The other bonus is that it spreads Digital Asset management principles out there (despite Kelby’s less than stellar attempts at educating the public about DAM {see my earlier post}) and enriches the DAM side of  a photographers work flow, even if many of them don’t realise that yet.

I’m still on the sidelines, preferring my Bridge / Camera Raw approach for the moment, as there is something difficult to define, that I don’t like about Lightroom. I’m still trying to figure out what it is though. It feels like it’s hiding things from me. Maybe I just don’t know it well enough yet… Is it really time to migrate to a single app solution? It’s sure looking like that time is coming. Microsoft paid a lot of money for the leading DAM app at the time, yet it seems like Adobe and Apple are leading the way with integrated solutions. Whether they are fully robust from a DAM perspective is not entirely clear to me as yet, but I can see we are getting very, very close.

This is getting interesting.

4 comments to DAM goes mainstream

  • Richard, in Lightroom, is it only the “Automatically Write changes into XMP” setting in the Metadata tab in the Catalog settings that controls the flow of info back into DNGs? If this is set, ‘everything’ you do to an image in Lightroom goes back into the file? Would this info also be held in the database?

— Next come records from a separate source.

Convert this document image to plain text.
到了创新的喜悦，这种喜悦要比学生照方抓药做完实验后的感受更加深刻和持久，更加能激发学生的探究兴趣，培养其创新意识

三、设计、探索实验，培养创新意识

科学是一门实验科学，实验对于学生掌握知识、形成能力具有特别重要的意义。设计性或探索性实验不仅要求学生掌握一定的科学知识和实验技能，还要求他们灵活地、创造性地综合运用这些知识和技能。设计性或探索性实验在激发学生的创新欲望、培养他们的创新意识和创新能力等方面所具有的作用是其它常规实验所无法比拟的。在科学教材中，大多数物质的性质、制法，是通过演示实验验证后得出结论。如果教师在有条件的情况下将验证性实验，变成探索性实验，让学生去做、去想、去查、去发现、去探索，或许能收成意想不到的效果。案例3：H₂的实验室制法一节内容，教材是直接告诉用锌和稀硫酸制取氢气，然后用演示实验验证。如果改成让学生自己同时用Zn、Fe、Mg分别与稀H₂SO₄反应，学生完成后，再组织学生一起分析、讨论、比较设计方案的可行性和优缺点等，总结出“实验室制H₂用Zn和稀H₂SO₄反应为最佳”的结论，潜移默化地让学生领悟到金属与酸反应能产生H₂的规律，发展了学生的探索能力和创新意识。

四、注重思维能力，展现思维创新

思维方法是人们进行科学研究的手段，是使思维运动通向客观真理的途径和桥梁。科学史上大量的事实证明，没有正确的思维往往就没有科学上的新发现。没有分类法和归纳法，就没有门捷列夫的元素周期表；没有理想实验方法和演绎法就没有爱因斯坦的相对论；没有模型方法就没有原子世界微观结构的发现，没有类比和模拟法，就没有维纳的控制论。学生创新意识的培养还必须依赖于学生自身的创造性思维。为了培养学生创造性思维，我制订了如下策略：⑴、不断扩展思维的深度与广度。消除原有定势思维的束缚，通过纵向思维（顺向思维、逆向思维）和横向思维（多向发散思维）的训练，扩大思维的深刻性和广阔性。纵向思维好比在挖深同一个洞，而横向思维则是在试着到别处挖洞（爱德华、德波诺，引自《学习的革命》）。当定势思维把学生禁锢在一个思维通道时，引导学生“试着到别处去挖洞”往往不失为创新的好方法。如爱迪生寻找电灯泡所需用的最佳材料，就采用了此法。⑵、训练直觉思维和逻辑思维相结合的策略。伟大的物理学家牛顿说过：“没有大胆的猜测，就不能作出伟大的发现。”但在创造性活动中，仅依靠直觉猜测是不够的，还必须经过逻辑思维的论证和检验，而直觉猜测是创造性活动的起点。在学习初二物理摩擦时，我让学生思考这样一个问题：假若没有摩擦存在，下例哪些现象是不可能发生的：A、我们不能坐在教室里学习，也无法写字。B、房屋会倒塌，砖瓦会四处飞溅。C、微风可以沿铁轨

  • Hi Geoff – if you set up the catalog to automatically save the metadata to the files, then you don’t need to remember to do the pushing. This is what made me choose Lightroom over Portfolio or Aperture as both of these relied on a proprietary database (at least at the time I looked at them). So I’m not tied to Lightroom – and if it goes belly-up or I decide to shift to something else – I should just be able to import my images with all cataloguing information intact.

    I should add of course that my cataloguing process does not depend on Lightroom specifics such as collections. everything is in the metadata, IPTC/XMP, where there is enough granularity to do what I need.

  • Hi Richard
    I’m sure you are on top of Lightroom, but for many people the complexity it brings is more than they bargained for. I am a firm proponent of keeping the metadata with the file, but in Lightroom, it lives in the database unless you deliberately push it back into the files (or of course you imported the files into Lightroom already with metadata embedded and fully processed, and then that’d defeat the purpose of Lightroom in the first place now wouldn’t it…) Still, I’m getting very close to going the Lightroom route myself, just waiting for Version 3 to be released.

  • Hi Geoff – seems like a long tome since I visited – it’s interesting to read your thoughts on DAM. Cataloguing your photos or negatives has always been important of course, (well, only if you want to find them again). I’m a Lightroom user so far, and for me the most important thing now is the DNG format. No need to keep multiple copies of files any more, and of course all the meta-data stays with the file. That means you are software and platform independent – the images ARE the catalogue, so if I want to throw Lightroom away in favour of a new app, it doesn’t matter.